What Is Found There

a photograph of the inside cover of the book

A quote from this book was part of the introduction to Rich’s work in her chapter of Gary Geddes’s 20th-Century Poetry & Poetics. I’m desperate to widen the scope of my reading; I want to stretch myself to uncomfortable lengths to see what benefit I can glean.

Someone said that us men must listen more to women. When I read a book that was written by a woman, that’s all I’m doing is listening. I gave Adrienne Rich my undivided attention in twenty-minute segments for several weeks under the dying summer sun, and I struggled hard to understand what she was saying.

It seemed to me that she was frustrated with the lack of power that poetry possessed in North America as compared with that of other countries—notably ones that locked poets up for inciting revolution. She also spent time wrestling with her difficulties of being not only a female poet, but a lesbian one. I’d had no idea she was gay; I’d simply read and enjoyed her work in Geddes’s book. Sexual identity in art is confounding to me. I never feel the need to know, but once I do know an artist’s orientation it becomes an annoyance when considering their work. I suspect this is how many people felt when, for example, they first saw a colleague expressing non-normative pronouns in a Zoom call. How does this affect the work exactly?

Well, it didn’t. At least, not until you brought it up.

It sounds like times were tough for lesbians in the 80s, at least according to Rich’s experience. Nowadays I’d manage it’s far less so, at least here in North America. I’m still figuring out my own poets, and while I acknowledge that it’s an ongoing process with no clearly defined terminus—aside from my inevitable demise—I know many things that it is not, and one of those is a “call to power”.

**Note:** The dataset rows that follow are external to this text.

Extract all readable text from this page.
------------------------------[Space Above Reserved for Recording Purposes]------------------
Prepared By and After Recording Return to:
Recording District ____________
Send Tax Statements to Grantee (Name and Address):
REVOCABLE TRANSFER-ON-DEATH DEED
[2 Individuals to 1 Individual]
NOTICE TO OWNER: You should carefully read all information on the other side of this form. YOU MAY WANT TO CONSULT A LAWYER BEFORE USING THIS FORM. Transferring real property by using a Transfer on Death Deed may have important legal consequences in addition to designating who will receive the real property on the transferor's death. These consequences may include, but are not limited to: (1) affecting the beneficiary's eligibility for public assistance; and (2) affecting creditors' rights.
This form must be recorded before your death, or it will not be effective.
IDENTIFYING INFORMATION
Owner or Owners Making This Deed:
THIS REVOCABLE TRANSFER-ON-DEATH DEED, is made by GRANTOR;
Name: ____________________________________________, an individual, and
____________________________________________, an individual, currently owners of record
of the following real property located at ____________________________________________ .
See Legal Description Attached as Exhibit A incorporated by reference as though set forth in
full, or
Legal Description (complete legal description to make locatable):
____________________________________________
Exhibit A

I did get one tangible benefit from reading this book, though: a new poem. Here it is.

Add Up

I’m reading Adrienne Rich’s What Is Found There,
and she’s digging with a heavy shovel
into her experience as a lesbian poet
when such a thing was hard.

I’m more fascinated by a piece of detritus
captured in the gutter of the book.
It glows orange in the hot August sun;
a tomato seed, or an insect—perhaps a fruit fly.

I should be focused on Adrienne’s words,
but I can’t pretend to understand her journey.
I’m just a straight man on a straight road,
nodding at his girlfriend, trying not to lose his way.

And so, I stop reading and write this poem.